Il arriva à la porte du comte de Trénilly et frappa discrètement.

« Entrez ! » lui cria-t-on.

Anfry entra ; il vit un homme de trente-cinq à trente-six ans, d’assez belle apparence, l’air hautain, mais le regard assez doux. Anfry salua ; le comte répondit par un léger signe de tête.

« Vous avez des enfants ? dit-il d’un ton bref.

ANFRY. – Un seul, monsieur le comte.

LE COMTE. – Garçon ou fille ?

ANFRY. – Garçon.

LE COMTE. – Quel âge ?

ANFRY. – Onze ans.

LE COMTE. – Envoyez-le au château.

ANFRY. – Pour quel service, Monsieur le comte ?

LE COMTE. – Pour le mien, parbleu, puisque je vous dis de me l’envoyer.

ANFRY. – Pardon, Monsieur le comte, mais je ne comprends pas comment mon garçon de onze ans pourrait faire le service de Monsieur le comte. Et s’il faut tout dire, je n’aimerais pas à le mettre en contact avec vos gens.

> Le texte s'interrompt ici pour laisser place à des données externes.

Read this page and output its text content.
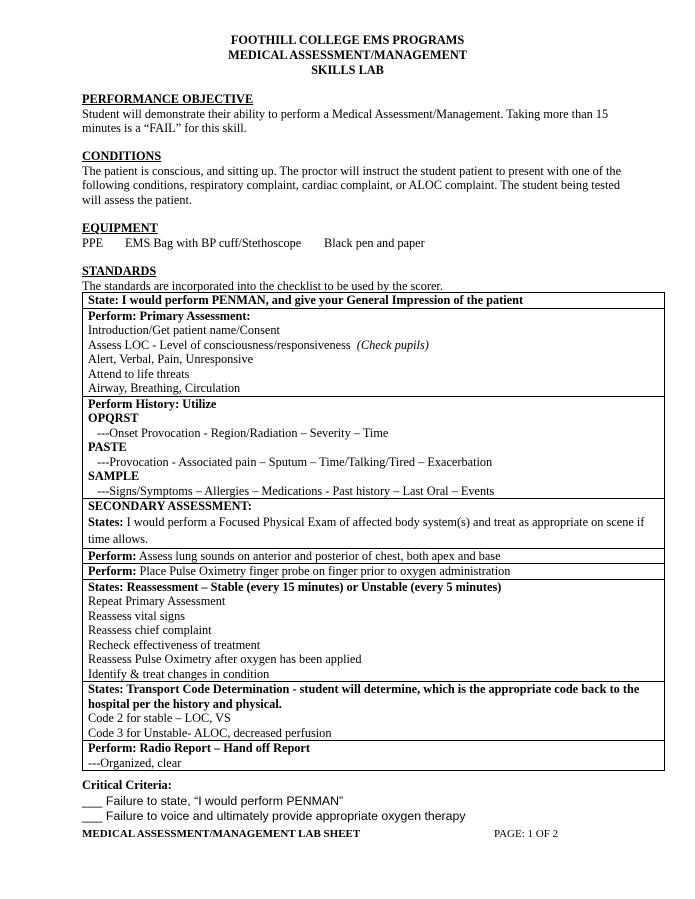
FOOTHILL COLLEGE EMS PROGRAMS
MEDICAL ASSESSMENT/MANAGEMENT
SKILLS LAB
PERFORMANCE OBJECTIVE
Student will demonstrate their ability to perform a Medical Assessment/Management. Taking more than 15 minutes is a “FAIL” for this skill.
CONDITIONS
The patient is conscious, and sitting up. The proctor will instruct the student patient to present with one of the following conditions, respiratory complaint, cardiac complaint, or ALOC complaint. The student being tested will assess the patient.
EQUIPMENT
PPE EMS Bag with BP cuff/Stethoscope Black pen and paper
STANDARDS
The standards are incorporated into the checklist to be used by the scorer.
State: I would perform PENMAN, and give your General Impression of the patient

Perform: Primary Assessment:
Introduction/Get patient name/Consent
Assess LOC - Level of consciousness/responsiveness (Check pupils)
Alert, Verbal, Pain, Unresponsive
Attend to life threats
Airway, Breathing, Circulation

Perform History: Utilize
OPQRST
---Onset Provocation - Region/Radiation – Severity – Time
PASTE
---Provocation - Associated pain – Sputum – Time/Talking/Tired – Exacerbation
SAMPLE
---Signs/Symptoms – Allergies – Medications - Past history – Last Oral – Events

SECONDARY ASSESSMENT:
States: I would perform a Focused Physical Exam of affected body system(s) and treat as appropriate on scene if time allows.

Perform: Assess lung sounds on anterior and posterior of chest, both apex and base
Perform: Place Pulse Oximetry finger probe on finger prior to oxygen administration

States: Reassessment – Stable (every 15 minutes) or Unstable (every 5 minutes)
Repeat Primary Assessment
Reassess vital signs
Reassess chief complaint
Recheck effectiveness of treatment
Reassess Pulse Oximetry after oxygen has been applied
Identify & treat changes in condition

States: Transport Code Determination - student will determine, which is the appropriate code back to the hospital per the history and physical.
Code 2 for stable – LOC, VS
Code 3 for Unstable- ALOC, decreased perfusion

Perform: Radio Report – Hand off Report
---Organized, clear
Critical Criteria:
___ Failure to state, “I would perform PENMAN”
___ Failure to voice and ultimately provide appropriate oxygen therapy
MEDICAL ASSESSMENT/MANAGEMENT LAB SHEET	PAGE: 1 OF 2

LE COMTE. – Et pourquoi, s’il vous plaît ? Le fils de mon concierge est-il trop grand seigneur pour se trouver avec mes gens ?

ANFRY. – Au contraire, Monsieur le comte, il ne serait pas assez grand seigneur pour eux ; ils l’ont chassé hier, ils le chasseraient bien encore.

– Je voudrais bien voir cela, s’écria le comte avec colère, quand ce serait par mon ordre qu’il viendrait ici.

ANFRY. – Enfin, Monsieur le comte, mon garçon pourrait voir et entendre des choses qui me feraient de la peine en lui faisant du mal, et j’aime autant qu’il reste à la maison et qu’il n’entre pas au château. »

Le comte fut étonné de cette résistance. Il regarda attentivement le concierge et parut frappé de l’air décidé, mais franc, ouvert et honnête, qui donnait à toute sa personne quelque chose qui commandait le respect. Il hésita quelques instants, puis il reprit d’un ton plus doux :

« C’était pour mon fils que je vous demandais le vôtre ; mais peut-être avez-vous raison… Quand mon fils voudra jouer avec votre garçon, il ira le chercher chez vous. Au revoir, ajouta-t-il en faisant de la main un geste d’adieu. Quel est votre nom ?

– Anfry, Monsieur le comte, à votre service, quand il vous plaira. »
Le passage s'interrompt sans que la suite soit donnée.